Dr Dan Boucher is Director of Parliamentary Affairs for the charity CARE
After this year’s budget there was a bit of a backlash from stay at home mums (and dads) because of the lack of support afforded one-earner families. The proposal for child care tax breaks for all families apart from one-earners did not go down so well with stay at home parents. However, George Osborne has since promised that an announcement on the long-awaited transferable allowance policy will be forthcoming in this year’s Autumn Statement, ahead of the 2014 Finance Bill. This policy will directly benefit one-earner married families and cannot come too soon. Here are just some of the reasons why:
Is it right that two, two-parent families, each with two children and on identical household incomes should be taxed radically differently because of the choices the parents make about how that income is raised?
CARE’s research shows that a one-earner family on mean average wage (as defined by the OECD, 2011), £34,286, will pay £8,159 in tax. A comparable two-earner couple, by contrast, will not pay nearly as much. For example, if one member of the couple is on £20,572 (£395 per week) and the other is on £13,714 (£263 per week), then together they will pay £5,544.87 in tax. The simple truth is that one household with the same number of adults and children as the other will pay £2,1614.13 more in tax just because one parent stays at home to look after the children! Is that right?

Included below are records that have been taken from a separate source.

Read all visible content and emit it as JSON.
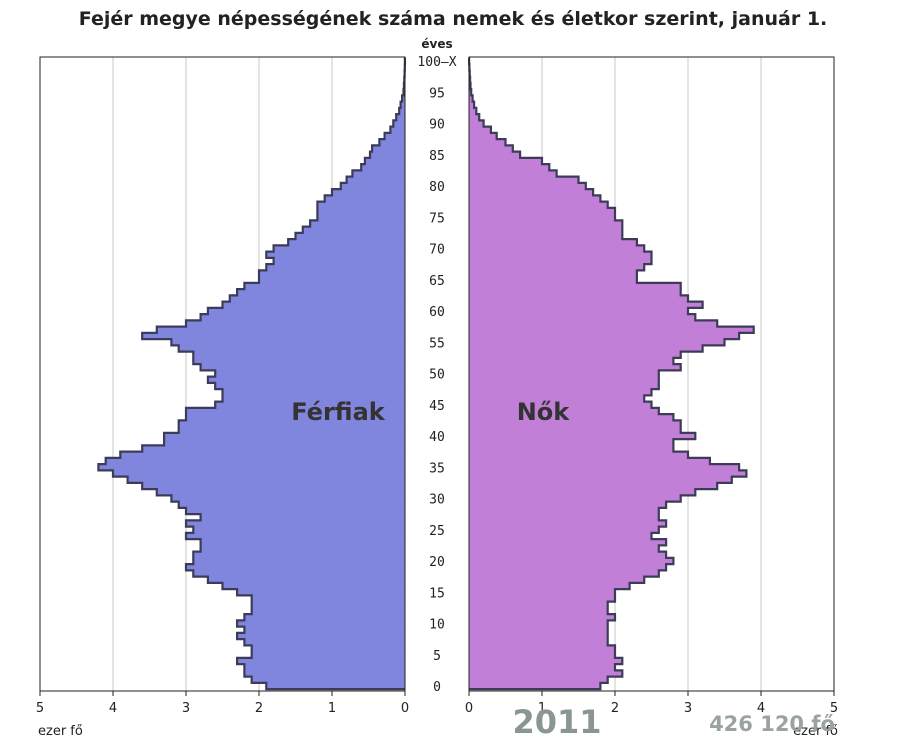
{
  "chart_data": {
    "type": "population-pyramid",
    "title": "Fejér megye népességének száma nemek és életkor szerint, január 1.",
    "age_axis_label": "éves",
    "age_ticks": [
      "0",
      "5",
      "10",
      "15",
      "20",
      "25",
      "30",
      "35",
      "40",
      "45",
      "50",
      "55",
      "60",
      "65",
      "70",
      "75",
      "80",
      "85",
      "90",
      "95",
      "100–X"
    ],
    "x_ticks_left": [
      "5",
      "4",
      "3",
      "2",
      "1",
      "0"
    ],
    "x_ticks_right": [
      "0",
      "1",
      "2",
      "3",
      "4",
      "5"
    ],
    "x_unit_left": "ezer fő",
    "x_unit_right": "ezer fő",
    "xlim": [
      0,
      5
    ],
    "ages": [
      0,
      1,
      2,
      3,
      4,
      5,
      6,
      7,
      8,
      9,
      10,
      11,
      12,
      13,
      14,
      15,
      16,
      17,
      18,
      19,
      20,
      21,
      22,
      23,
      24,
      25,
      26,
      27,
      28,
      29,
      30,
      31,
      32,
      33,
      34,
      35,
      36,
      37,
      38,
      39,
      40,
      41,
      42,
      43,
      44,
      45,
      46,
      47,
      48,
      49,
      50,
      51,
      52,
      53,
      54,
      55,
      56,
      57,
      58,
      59,
      60,
      61,
      62,
      63,
      64,
      65,
      66,
      67,
      68,
      69,
      70,
      71,
      72,
      73,
      74,
      75,
      76,
      77,
      78,
      79,
      80,
      81,
      82,
      83,
      84,
      85,
      86,
      87,
      88,
      89,
      90,
      91,
      92,
      93,
      94,
      95,
      96,
      97,
      98,
      99,
      100
    ],
    "series": [
      {
        "name": "Férfiak",
        "color": "#8085dd",
        "values": [
          1.9,
          2.1,
          2.2,
          2.2,
          2.3,
          2.1,
          2.1,
          2.2,
          2.3,
          2.2,
          2.3,
          2.2,
          2.1,
          2.1,
          2.1,
          2.3,
          2.5,
          2.7,
          2.9,
          3.0,
          2.9,
          2.9,
          2.8,
          2.8,
          3.0,
          2.9,
          3.0,
          2.8,
          3.0,
          3.1,
          3.2,
          3.4,
          3.6,
          3.8,
          4.0,
          4.2,
          4.1,
          3.9,
          3.6,
          3.3,
          3.3,
          3.1,
          3.1,
          3.0,
          3.0,
          2.6,
          2.5,
          2.5,
          2.6,
          2.7,
          2.6,
          2.8,
          2.9,
          2.9,
          3.1,
          3.2,
          3.6,
          3.4,
          3.0,
          2.8,
          2.7,
          2.5,
          2.4,
          2.3,
          2.2,
          2.0,
          2.0,
          1.9,
          1.8,
          1.9,
          1.8,
          1.6,
          1.5,
          1.4,
          1.3,
          1.2,
          1.2,
          1.2,
          1.1,
          1.0,
          0.88,
          0.8,
          0.72,
          0.6,
          0.55,
          0.48,
          0.45,
          0.35,
          0.28,
          0.2,
          0.16,
          0.12,
          0.08,
          0.06,
          0.04,
          0.02,
          0.015,
          0.01,
          0.005,
          0.003,
          0.002
        ]
      },
      {
        "name": "Nők",
        "color": "#c17fd8",
        "values": [
          1.8,
          1.9,
          2.1,
          2.0,
          2.1,
          2.0,
          2.0,
          1.9,
          1.9,
          1.9,
          1.9,
          2.0,
          1.9,
          1.9,
          2.0,
          2.0,
          2.2,
          2.4,
          2.6,
          2.7,
          2.8,
          2.7,
          2.6,
          2.7,
          2.5,
          2.6,
          2.7,
          2.6,
          2.6,
          2.7,
          2.9,
          3.1,
          3.4,
          3.6,
          3.8,
          3.7,
          3.3,
          3.0,
          2.8,
          2.8,
          3.1,
          2.9,
          2.9,
          2.8,
          2.6,
          2.5,
          2.4,
          2.5,
          2.6,
          2.6,
          2.6,
          2.9,
          2.8,
          2.9,
          3.2,
          3.5,
          3.7,
          3.9,
          3.4,
          3.1,
          3.0,
          3.2,
          3.0,
          2.9,
          2.9,
          2.3,
          2.3,
          2.4,
          2.5,
          2.5,
          2.4,
          2.3,
          2.1,
          2.1,
          2.1,
          2.0,
          2.0,
          1.9,
          1.8,
          1.7,
          1.6,
          1.5,
          1.2,
          1.1,
          1.0,
          0.7,
          0.6,
          0.5,
          0.38,
          0.3,
          0.2,
          0.14,
          0.1,
          0.07,
          0.05,
          0.03,
          0.02,
          0.015,
          0.01,
          0.005,
          0.002
        ]
      }
    ],
    "annotations": {
      "year": "2011",
      "total": "426 120 fő"
    }
  }
}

Moving to one-earner families on £60k, the income level where child benefit is lost, the difficulties become even starker. A one-earner couple with two children on an income of £60,000 will pay £13,950 in tax. A comparable two child, two-earner couple family, each earning £30,000, meanwhile, will pay £8,768. After the Higher Income Child Benefit Charge is added, the one-earner couple's tax bill rises to £15,667. This is £6,899 more than that of the two-earner couple. Put another way, a one-earner family with two children and on an income of £60,000 already pays 59% more tax than a comparable two-earner couple, each earning £30,000. With the introduction of the HICBC, the one-earner couple will pay 79 per cent more tax.